N.B.: Nesta enunciação não incluí a Descentralização por considerar que nela se plasmam igualmente os critérios dos diferentes Grupos, até na prática, maioritariamente, as estruturas existentes reconduzem-se ao tal Eixo Central.

A avaliação deve considerar de forma prevalecente um período de análise do histórico (e dos curricula), feito fundamentadamente pelos próprios Serviços do Ministério, reciclados em formação para constituírem um Grupo de Trabalho de Registo de Dados e Acompanhamento do mesmo. Não na secretaria apenas, mas, muito mais, no terreno. Só assim se porá fim à avaliação na base de afirmações abstractas, não comprovadas, nem comprováveis. E mais ainda: à proposição da natureza e características de cada Grupo supracitado serem diferenciadas, há-de corresponder uma avaliação própria para cada um, que se valorize relativamente à avaliação geral. Melhor se essa constituição de cada Júri de Grupo resultar de uma escolha escrutinada pelos candidatos, ou, no mínimo, por eles validada na designação. Mais justo, mais pacífico e mais qualificado será o processo.

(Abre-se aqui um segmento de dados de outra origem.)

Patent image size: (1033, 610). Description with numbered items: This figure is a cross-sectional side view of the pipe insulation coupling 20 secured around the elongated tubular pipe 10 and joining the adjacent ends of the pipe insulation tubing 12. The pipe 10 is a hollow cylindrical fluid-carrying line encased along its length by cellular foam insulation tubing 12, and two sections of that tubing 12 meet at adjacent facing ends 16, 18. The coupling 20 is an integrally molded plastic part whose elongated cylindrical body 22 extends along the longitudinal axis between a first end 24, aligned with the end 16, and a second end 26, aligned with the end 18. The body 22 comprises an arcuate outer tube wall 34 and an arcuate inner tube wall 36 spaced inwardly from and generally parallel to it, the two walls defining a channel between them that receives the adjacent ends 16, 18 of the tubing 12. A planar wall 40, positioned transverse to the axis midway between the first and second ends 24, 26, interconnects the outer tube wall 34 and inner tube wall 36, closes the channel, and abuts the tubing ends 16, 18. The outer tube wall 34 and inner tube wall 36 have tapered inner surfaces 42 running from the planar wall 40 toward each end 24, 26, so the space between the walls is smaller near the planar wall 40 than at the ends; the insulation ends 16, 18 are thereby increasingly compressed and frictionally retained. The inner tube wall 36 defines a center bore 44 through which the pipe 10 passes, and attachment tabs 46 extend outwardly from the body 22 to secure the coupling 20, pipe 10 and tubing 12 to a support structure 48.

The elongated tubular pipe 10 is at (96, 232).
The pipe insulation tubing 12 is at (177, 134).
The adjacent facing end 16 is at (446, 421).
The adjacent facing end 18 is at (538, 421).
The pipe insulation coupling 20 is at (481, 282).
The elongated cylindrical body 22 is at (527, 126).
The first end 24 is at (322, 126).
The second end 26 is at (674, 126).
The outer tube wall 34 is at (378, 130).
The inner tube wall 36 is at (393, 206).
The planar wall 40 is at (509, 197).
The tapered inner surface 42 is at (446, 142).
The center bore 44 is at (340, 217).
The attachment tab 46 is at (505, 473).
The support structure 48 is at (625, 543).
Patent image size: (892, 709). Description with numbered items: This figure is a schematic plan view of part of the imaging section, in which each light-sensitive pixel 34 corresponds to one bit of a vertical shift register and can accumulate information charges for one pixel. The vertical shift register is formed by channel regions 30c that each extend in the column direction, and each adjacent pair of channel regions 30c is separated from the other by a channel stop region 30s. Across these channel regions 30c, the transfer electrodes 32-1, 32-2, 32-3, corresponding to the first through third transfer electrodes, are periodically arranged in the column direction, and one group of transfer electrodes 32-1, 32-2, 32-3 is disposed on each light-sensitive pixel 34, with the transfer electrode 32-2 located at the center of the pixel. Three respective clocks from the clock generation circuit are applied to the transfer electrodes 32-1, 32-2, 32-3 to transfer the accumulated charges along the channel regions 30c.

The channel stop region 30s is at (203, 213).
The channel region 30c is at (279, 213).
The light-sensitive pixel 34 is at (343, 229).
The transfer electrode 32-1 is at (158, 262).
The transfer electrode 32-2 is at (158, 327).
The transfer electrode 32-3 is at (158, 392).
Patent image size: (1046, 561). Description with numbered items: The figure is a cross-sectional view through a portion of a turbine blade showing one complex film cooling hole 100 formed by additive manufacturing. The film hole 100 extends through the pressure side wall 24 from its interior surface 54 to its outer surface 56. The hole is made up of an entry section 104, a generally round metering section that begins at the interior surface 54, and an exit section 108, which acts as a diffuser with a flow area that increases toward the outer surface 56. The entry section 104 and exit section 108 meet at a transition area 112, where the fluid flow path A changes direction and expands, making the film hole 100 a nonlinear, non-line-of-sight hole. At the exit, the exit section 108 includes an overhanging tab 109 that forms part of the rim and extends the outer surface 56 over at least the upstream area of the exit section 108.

Uma Comissão Geral de Avaliação Final deve servir (apenas e muito) para uma equalização de proporcionalidades aceitáveis. Mas para ser crível jamais se pode constituir um Júri na base de uma vaga e imprecisa condição de “pessoas de reconhecido mérito”. As decisões não podem depender dos jurados A ou B. Cada um pode reconhecer ou preferir o mérito de X ou Y. Por isso, a par das competências objectivas exigidas para se ser jurado, é útil a representação de instituições integrantes do sector. Sem ser exaustivo, nem afirmar que são estas, exemplifico: Escolas Superiores de Ensino Teatral, Centros de Estudos e de Investigação Teatral Universitários, Sindicatos e Plataformas, Sociedade Portuguesa de Autores, Fundação Gestão dos Direitos dos Artistas, Museu Nacional do Teatro e da Dança.

Ademais, é oportuno criar um sistema de entrevista presencial (co-presencial ou por via de plataforma digital) com os candidatos, como também acontece em outros concursos destas áreas e natureza. É mesmo peça-chave num processo dialéctico que ajuda a uma interacção para a compreensão das propostas do candidato e para a justificação das decisões a tomar pelos jurados. Sendo os recursos sempre limitados, por mais reforçados que sejam (e têm de o ser e muito), é fundamental encerrar de vez os nefastos e contraditórios vícios. Até como modo concorrente para evitar o descalabro Da ineficiência da pulverização das verbas para o teatro.

O que a pandemia trouxe de mal, pode ser também vertido numa oportunidade: sem a pressão de amanhã (graças às medidas de excepção adoptadas), é momento de rever (quase) tudo. O corpo do que tem havido está gangrenado, evite-se uma septicemia. Ele foi um duplo F. de Falhado e de Fraudulento. Não há situações, questões ou temas, por mais complexos que sejam, que não tenham alternativa. Mais ainda se em Democracia, mais ainda se de Cultura se trata. E neste caso trata-se mesmo de devolver o valor da Democracia à Cultura e a Cultura à Democracia. Com um duplo F, de Faz Falta.